If you’ve spent any time listening to GoldenEar’s Triton Tower loudspeakers, you know firsthand that GE doesn’t produce shrinking violets. Its speakers are robust music makers that deliver a dynamic, full-spectrum performance and are girded with rock-solid bass. A good portion of the credit goes to the fact that each of these entries is a hybrid or active/passive design, and uses powered subwoofers to anchor its low frequencies. Such speakers are inherently more efficient and controlled than traditional all-passive designs, and are effectively immune to the vicissitudes of external amp mismatching. GoldenEar brings this same experience to bear in its stand-alone subwoofer line—perhaps most persuasively in the SuperSub X under review here.
At a glance, the SuperSub X is almost impossibly small, with a footprint that’s little more than a twelve-inch cube constructed of high-density medite and finished in high-gloss piano-black lacquer. Yet, sound quality was perceivably high, elevating that crucial first impression well beyond your typical woofer in a box.
Internally there is a helluva lot going on in the X. For example, unlike a more traditional small subwoofer, which might contain a single forward- or downward-firing driver plus a port or a passive radiator, the GoldenEar implements a pair of horizontally opposing 8" long-throw active drivers and two vertically opposing 10" x 11" “planar infrasonic radiators” firing upward and downward. In GoldenEar’s words, the drivers in this four-sided arrangement behave like counterforces. “The force-cancelling inertial balancing preserves and focuses all the energy produced by the transducers in order to effectively move the air in the room.” Not surprisingly the X is intricately braced in order to eliminate resonances or the flexing of cabinet panels due to internal pressures.

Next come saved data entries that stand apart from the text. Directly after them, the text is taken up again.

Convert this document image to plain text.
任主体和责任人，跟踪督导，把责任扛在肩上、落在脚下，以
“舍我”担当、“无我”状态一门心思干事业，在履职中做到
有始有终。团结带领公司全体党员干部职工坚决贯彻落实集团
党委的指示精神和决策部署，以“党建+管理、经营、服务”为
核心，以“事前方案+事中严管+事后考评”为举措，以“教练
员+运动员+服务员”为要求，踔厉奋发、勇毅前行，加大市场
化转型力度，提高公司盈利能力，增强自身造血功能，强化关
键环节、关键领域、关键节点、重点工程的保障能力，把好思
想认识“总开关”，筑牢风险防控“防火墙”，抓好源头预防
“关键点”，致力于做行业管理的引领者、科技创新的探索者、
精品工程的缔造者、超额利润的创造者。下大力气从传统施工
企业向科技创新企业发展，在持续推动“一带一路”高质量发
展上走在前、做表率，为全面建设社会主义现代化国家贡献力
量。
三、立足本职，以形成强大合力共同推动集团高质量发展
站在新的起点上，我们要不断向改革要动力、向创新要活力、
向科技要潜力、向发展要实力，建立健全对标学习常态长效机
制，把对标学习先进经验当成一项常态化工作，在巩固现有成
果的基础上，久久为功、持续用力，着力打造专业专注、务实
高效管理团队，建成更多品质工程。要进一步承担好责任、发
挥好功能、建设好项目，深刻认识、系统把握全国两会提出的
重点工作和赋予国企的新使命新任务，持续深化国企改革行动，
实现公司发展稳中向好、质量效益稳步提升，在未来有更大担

GoldenEar also posits that the orientation of the multiple drivers creates a driver-to-room coupling that can more effectively minimize standing waves. However, in fairness, and given the long wavelengths that define low frequencies, a single X cannot cancel out a room’s normal peaks and nulls—at least not to the extent that a pair of SuperSubs can. GoldenEar would likely agree. A further benefit that I observed was that this driver configuration tended to counter the tendency of smaller, lighter subwoofers to “crab” across the room (move along the floor) under high output.
The X is powered by a 1500W Class D amp, originally developed for the Triton One speaker. It uses a fully balanced topology to help minimize noise and distortion, and is controlled by a 56-bit DSP device with a 192kHz sample rate. The amplifier also utilizes many small, separate power supplies for each circuit section in order to provide further isolation.
The back panel input/output complement is straightforward and includes right and left line-level inputs, a toggle that selects between LFE and preamp inputs, plus an IEC connector for the supplied power cord. A pair of knobs controls level and the low-pass crossover (ranging from 40–150Hz).
Successful subwoofer setup is about creating seamless integration between the sub and the L/R or “satellite” speakers. The fact that low bass is omnidirectional means that subs can be moved about freely, an important advantage over full-range speakers that demand pinpoint placement to optimize soundstaging and imaging. When adjusting a subwoofer, my set-up credo is “less is more”—as in selecting crossover and output settings as low as possible to keep from localizing the source of bass in the room. Ideally the chosen compact will have some supportive midbass response in the 80–100Hz range that will assist the subwoofer as it attempts to fill in the low-frequency gaps. Fortunately, I had on hand two superb compacts that fit the bill—the ATC SCM20SL and Revel’s new Performa3 M126Be (review forthcoming).